Episodi storici serviti, se non altro, a connotare le salienti conoscenze in materia di sicurezza, che oggi vedono diversi tipi di smorzatori o ammortizzatori considerati come necessari nella progettazione di qualsiasi ponte di tipo sospeso o strallato al di sopra di una certa lunghezza. Con l’utilizzo, in aggiunta al sistema Stockbridge, di soluzioni come i TMD (Tuned Mass Dampers) singole masse “accordate” su molle al di sotto della carreggiata, in grado di assorbire le vibrazioni dei veicoli indipendentemente dalla loro quantità o dimensione. O veri e propri sistemi viscosi, ovvero dei pistoni idraulici, che dissipano l’energia con forza proporzionale alla velocità.
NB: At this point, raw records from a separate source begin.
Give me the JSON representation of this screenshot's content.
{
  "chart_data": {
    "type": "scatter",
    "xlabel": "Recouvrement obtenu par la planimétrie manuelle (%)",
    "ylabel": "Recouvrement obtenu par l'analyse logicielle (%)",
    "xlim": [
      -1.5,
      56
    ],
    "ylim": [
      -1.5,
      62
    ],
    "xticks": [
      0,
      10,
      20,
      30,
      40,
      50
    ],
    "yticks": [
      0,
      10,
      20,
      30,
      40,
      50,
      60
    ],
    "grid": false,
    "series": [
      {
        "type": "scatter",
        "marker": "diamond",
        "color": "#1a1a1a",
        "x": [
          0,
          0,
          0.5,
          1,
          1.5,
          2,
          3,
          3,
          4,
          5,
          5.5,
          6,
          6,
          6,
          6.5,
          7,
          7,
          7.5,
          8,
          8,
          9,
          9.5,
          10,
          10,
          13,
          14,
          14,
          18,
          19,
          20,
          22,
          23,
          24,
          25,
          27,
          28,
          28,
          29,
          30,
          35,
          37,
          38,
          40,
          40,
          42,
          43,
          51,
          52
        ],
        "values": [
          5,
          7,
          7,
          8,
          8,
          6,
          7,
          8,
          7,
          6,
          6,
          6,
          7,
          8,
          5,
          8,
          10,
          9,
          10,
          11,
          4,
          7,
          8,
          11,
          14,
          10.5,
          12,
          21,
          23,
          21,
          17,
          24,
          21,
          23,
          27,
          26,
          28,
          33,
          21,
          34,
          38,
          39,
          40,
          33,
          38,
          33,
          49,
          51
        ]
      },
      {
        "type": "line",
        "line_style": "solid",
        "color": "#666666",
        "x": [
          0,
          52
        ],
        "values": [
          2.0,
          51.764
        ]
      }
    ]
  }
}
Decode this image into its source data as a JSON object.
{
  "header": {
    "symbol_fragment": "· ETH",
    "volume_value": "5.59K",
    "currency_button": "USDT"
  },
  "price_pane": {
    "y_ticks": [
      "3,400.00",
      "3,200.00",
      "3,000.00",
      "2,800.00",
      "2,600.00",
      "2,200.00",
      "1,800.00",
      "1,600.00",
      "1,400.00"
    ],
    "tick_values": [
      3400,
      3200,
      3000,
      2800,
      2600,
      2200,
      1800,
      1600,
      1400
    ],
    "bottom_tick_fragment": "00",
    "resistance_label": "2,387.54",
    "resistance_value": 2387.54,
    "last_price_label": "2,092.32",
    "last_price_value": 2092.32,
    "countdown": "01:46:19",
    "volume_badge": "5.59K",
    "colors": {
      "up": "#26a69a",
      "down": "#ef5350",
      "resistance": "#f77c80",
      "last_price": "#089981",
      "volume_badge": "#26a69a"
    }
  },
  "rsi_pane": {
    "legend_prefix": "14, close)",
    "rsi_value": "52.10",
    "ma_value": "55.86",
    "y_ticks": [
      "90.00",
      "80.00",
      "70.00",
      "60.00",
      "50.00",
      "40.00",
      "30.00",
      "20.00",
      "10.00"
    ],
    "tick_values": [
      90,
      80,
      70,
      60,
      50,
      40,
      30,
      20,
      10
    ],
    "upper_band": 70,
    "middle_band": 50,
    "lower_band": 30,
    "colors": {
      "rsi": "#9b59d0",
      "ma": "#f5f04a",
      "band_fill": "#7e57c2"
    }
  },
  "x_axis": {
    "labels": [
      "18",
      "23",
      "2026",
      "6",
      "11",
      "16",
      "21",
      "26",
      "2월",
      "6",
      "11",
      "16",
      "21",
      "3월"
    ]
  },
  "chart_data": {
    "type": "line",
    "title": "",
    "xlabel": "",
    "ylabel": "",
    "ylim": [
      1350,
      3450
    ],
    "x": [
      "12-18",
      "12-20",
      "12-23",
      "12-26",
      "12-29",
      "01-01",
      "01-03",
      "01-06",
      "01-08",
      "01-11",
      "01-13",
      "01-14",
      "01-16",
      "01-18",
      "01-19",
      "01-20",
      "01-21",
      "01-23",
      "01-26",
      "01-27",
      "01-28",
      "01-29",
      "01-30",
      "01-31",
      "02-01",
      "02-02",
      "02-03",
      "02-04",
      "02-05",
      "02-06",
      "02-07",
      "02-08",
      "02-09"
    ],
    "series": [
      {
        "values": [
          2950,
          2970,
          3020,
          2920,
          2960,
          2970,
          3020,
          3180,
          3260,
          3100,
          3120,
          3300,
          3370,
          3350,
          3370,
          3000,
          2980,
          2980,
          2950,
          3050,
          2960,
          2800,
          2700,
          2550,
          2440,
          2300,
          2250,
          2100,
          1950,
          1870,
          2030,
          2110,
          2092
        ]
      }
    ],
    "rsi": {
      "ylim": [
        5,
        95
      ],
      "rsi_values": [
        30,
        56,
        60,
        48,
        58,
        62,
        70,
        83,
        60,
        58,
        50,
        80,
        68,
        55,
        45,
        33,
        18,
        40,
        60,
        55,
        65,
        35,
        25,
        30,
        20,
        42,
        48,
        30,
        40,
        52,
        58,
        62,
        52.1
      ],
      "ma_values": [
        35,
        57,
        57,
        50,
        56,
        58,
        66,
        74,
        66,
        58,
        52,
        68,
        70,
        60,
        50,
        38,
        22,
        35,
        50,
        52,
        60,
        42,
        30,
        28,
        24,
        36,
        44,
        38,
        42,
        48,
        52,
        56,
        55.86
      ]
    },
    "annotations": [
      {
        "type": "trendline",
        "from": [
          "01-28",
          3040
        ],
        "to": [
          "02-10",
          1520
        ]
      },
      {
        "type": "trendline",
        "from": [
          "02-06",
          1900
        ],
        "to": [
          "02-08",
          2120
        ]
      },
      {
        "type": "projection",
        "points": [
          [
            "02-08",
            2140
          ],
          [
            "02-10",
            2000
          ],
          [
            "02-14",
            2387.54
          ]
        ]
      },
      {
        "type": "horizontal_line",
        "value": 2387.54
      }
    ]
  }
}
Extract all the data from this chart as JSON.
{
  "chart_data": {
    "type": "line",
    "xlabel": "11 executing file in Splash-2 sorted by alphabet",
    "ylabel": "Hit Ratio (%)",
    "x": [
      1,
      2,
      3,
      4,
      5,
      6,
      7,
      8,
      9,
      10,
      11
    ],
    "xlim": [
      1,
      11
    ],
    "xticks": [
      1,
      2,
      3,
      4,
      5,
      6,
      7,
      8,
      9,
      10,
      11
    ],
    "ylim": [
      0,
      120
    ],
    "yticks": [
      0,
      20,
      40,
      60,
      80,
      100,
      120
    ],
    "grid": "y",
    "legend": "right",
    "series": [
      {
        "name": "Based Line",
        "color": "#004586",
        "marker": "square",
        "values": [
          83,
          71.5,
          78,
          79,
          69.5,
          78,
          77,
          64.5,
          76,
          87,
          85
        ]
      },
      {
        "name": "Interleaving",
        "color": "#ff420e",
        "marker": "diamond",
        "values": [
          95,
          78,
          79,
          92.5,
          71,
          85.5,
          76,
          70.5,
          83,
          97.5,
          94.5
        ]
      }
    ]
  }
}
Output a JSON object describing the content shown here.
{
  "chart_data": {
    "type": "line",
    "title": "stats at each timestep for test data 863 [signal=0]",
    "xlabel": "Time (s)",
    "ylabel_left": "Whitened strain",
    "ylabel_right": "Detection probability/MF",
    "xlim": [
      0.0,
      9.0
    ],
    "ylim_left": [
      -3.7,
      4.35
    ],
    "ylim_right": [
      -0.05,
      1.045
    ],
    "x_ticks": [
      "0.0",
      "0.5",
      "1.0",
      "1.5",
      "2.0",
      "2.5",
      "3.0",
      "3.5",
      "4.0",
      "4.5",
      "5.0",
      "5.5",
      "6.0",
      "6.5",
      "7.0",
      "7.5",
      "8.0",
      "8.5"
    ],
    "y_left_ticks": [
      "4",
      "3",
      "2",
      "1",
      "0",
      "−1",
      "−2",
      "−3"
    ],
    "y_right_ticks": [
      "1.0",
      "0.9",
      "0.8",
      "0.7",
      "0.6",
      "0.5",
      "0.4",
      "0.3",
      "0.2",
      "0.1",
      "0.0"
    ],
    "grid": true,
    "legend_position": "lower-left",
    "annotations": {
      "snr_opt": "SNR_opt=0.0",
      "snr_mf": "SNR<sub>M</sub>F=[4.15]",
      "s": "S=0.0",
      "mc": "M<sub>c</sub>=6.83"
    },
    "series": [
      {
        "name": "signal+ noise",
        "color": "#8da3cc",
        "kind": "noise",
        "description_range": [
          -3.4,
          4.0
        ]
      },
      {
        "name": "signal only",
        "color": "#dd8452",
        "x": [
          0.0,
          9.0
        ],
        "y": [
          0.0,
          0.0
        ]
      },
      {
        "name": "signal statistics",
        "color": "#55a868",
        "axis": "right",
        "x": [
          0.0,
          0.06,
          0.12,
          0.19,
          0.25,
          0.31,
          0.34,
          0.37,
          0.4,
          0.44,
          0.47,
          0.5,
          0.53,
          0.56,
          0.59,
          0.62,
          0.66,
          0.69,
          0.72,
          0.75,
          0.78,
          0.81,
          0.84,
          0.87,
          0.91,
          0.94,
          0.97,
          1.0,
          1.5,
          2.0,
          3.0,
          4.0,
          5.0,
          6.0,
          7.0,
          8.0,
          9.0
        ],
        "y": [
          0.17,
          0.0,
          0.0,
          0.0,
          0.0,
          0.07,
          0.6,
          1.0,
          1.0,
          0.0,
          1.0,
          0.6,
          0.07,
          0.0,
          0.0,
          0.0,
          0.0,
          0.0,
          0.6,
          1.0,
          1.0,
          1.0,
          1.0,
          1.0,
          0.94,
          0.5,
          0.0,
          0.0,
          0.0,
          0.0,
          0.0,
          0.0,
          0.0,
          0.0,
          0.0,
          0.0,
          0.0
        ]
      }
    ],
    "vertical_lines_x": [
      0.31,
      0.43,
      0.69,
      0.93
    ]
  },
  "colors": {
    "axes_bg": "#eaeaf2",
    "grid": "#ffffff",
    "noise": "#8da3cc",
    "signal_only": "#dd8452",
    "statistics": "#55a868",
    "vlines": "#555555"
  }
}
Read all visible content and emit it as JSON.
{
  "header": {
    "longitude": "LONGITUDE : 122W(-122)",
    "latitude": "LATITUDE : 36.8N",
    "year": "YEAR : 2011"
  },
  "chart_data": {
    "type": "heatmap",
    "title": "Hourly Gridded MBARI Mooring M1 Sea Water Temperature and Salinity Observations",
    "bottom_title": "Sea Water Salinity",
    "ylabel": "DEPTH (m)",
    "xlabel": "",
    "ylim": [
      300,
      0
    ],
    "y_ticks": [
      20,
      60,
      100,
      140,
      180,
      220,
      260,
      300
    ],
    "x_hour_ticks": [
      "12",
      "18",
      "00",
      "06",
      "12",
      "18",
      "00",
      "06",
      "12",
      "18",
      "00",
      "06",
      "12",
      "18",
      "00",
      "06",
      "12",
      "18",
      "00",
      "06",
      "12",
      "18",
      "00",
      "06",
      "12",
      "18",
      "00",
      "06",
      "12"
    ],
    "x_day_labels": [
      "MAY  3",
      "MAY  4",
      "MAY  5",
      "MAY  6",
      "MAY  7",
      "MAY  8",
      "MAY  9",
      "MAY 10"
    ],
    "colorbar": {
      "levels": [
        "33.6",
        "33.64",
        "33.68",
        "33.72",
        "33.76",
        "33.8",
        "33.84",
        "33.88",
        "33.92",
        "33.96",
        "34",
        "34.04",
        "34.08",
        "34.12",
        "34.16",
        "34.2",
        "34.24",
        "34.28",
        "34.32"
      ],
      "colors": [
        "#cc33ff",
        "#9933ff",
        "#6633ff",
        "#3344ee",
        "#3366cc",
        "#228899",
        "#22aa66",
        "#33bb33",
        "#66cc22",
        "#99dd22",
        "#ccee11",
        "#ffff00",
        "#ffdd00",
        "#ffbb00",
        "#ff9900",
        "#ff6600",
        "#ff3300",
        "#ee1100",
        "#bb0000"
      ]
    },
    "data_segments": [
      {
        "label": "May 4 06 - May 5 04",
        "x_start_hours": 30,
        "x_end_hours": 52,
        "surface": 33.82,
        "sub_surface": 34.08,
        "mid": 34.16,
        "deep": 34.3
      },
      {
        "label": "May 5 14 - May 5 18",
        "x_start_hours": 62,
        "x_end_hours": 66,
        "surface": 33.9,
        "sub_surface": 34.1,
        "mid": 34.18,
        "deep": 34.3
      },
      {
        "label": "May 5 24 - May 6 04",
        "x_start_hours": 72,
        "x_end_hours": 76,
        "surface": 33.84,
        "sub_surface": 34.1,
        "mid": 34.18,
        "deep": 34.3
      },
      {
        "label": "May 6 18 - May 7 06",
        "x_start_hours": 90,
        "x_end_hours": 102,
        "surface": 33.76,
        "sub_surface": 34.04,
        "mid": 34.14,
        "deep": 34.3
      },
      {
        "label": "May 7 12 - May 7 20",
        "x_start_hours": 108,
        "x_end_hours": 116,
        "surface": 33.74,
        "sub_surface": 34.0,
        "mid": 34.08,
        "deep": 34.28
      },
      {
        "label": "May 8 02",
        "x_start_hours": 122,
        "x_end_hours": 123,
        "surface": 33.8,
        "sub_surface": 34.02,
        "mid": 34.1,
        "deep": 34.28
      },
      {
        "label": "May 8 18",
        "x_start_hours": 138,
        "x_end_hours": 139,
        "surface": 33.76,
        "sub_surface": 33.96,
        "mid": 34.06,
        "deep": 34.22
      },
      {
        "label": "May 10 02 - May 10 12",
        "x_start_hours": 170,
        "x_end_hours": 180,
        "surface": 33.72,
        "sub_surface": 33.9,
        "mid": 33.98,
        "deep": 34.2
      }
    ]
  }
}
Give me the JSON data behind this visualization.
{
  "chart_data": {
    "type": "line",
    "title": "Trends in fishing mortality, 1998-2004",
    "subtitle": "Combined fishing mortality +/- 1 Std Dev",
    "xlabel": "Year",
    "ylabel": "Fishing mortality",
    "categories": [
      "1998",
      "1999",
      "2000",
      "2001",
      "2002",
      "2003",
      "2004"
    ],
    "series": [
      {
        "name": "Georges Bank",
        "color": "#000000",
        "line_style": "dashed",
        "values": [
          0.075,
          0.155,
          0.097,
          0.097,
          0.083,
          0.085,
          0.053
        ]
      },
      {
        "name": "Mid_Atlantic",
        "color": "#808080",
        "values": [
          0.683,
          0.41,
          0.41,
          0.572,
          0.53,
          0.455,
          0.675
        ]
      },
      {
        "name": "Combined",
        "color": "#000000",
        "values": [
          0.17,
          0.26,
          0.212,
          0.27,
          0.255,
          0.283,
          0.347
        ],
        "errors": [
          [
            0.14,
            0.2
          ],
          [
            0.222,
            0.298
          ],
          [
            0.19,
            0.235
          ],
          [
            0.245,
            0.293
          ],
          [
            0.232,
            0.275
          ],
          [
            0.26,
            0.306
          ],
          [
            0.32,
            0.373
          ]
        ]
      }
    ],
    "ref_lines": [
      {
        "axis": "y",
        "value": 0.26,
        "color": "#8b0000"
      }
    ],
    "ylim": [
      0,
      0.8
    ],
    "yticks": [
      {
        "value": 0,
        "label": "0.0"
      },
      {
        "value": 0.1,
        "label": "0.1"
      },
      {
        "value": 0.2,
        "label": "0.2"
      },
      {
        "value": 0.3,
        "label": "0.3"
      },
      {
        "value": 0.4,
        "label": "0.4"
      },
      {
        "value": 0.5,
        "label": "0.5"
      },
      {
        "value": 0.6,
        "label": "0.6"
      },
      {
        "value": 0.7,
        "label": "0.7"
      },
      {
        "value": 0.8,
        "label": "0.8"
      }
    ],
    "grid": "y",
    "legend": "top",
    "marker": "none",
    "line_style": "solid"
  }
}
Ma l’ammortizzatore SB, con la sua semplicità d’impiego e relativa accessibilità dei costi, resta il più frequentemente utilizzato, particolarmente nella versione riveduta e corretta nel 1976 dall’ingegnere australiano Philip Dulhunty, chiamata dogbone (ad “osso del cane”) per via della forma asimmetrica delle due contrapposte ed oblique estremità. Così pensate per agevolare una parziale rotazione, oltre alla semplice escursione lineare, come valvola di sfogo all’energia del vento sul cavo.
Sistemi sottovalutati che permettono, al pari delle più spettacolari tecnologie nell’impiego di materiali ed approcci scientifici, lo sviluppo necessario dell’avanzamento comunitario a nuove vette di efficienza procedurale. Nel quale soltanto l’esistenza di un sistema pratico di messa in sicurezza riesce a garantire, a tutti gli effetti, l’adozione ad ampio spettro di sistemi già validi soltanto in apparenza. Ed è in tal senso che si parla, tanto spesso, di progresso come evoluzione, piuttosto che singoli, pericolosi, grandi balzi in avanti.